La future Banque publique d'investissement (BPI), une promesse de François Hollande, est présentée ce matin en conseil des ministres. Elle aura une capacité d'engagement de l'ordre de 35 à 40 milliards d'euros pour prêter à des petites et moyennes entreprises ou pour y investir.

La BPI, c’est quoi ?

Ce nouvel établissement public regroupera sous un même toit dans chaque région des organismes existants de prêt, d'investissement ou d'accompagnement des sociétés. C’est une sorte de guichet unique. Cette structure regroupera les activités de la banque publique de financement des PME et de l'innovation Oséo, du Fonds stratégique d'investissement qui prend des participations dans des entreprises stratégiques et de CDC Entreprises, filiale de la Caisse des dépôts.

Quelle force de frappe ?

Sa « capacité d'engagement ou force de frappe » sera d'un « ordre de grandeur de 35 à 40 milliards », a indiqué à l'AFP une source gouvernementale. Il s'agit du « volume d'engagements qui peut être pris sous forme soit de prêts, soit de prises de participations, soit de garanties », explique-t-elle. La taille du bilan du nouvel ensemble sera, elle, encore supérieure, proche de 45 milliards.
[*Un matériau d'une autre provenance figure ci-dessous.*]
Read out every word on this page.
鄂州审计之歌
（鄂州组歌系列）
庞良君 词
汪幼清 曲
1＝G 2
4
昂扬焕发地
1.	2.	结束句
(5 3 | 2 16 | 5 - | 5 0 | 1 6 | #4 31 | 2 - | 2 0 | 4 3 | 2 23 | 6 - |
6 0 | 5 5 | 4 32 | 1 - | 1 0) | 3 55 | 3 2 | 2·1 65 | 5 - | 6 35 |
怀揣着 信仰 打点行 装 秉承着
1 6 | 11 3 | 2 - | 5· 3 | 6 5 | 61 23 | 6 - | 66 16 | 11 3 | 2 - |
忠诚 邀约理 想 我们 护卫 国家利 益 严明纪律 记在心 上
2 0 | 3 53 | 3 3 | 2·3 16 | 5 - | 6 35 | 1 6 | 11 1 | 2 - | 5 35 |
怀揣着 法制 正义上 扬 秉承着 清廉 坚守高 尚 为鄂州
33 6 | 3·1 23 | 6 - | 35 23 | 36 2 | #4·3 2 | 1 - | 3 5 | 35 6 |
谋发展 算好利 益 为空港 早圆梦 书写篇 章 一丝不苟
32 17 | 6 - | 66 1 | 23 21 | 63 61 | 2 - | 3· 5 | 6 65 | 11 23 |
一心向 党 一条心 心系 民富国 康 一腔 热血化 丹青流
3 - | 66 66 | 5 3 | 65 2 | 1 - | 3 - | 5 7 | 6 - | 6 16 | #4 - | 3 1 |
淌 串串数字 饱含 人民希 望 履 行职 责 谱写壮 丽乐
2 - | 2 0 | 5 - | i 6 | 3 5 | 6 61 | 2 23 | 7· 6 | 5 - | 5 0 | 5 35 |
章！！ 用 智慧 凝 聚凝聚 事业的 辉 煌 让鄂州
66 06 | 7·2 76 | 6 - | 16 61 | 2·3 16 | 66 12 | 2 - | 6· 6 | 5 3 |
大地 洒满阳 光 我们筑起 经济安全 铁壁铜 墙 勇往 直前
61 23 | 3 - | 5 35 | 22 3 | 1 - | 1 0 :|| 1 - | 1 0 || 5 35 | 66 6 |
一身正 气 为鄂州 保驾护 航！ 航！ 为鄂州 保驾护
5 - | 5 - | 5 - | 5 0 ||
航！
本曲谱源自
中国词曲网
La force de frappe inclut des sommes déjà investies ou prêtées qui, au fil des ans, doivent être remises en circulation. Dans le cas des apports d'Oséo par exemple, les fonds propres sont réduits mais permettent des engagements beaucoup plus élevés, via un « effet de levier ». Le 11 septembre, le Premier ministre Jean-Marc Ayrault avait annoncé une capacité d'intervention "de plus de 30 milliards d'euros" mais il a été décidé depuis d'intégrer la totalité du FSI et non plus seulement sa partie dédiée aux PME.

Qui dirigera la BPI ?

L'ensemble sera détenu à parts égales par l'Etat et la CDC et présidé par Jean-Pierre Jouyet, directeur général de la Caisse des dépôts, qui n'aura pas de fonctions exécutives, a précisé cette source gouvernementale. Anne Lauvergeon, ex-dirigeante du groupe nucléaire Areva, Louis Gallois, ancien président d'EADS qui doit remettre au Premier ministre Jean-Marc Ayrault un rapport sur la compétitivité début novembre, et Dominique Marcel, PDG de la Compagnie des Alpes et ancien N.2 de la CDC, sont les plus cités pour diriger la BPI, selon une autre source proche du dossier.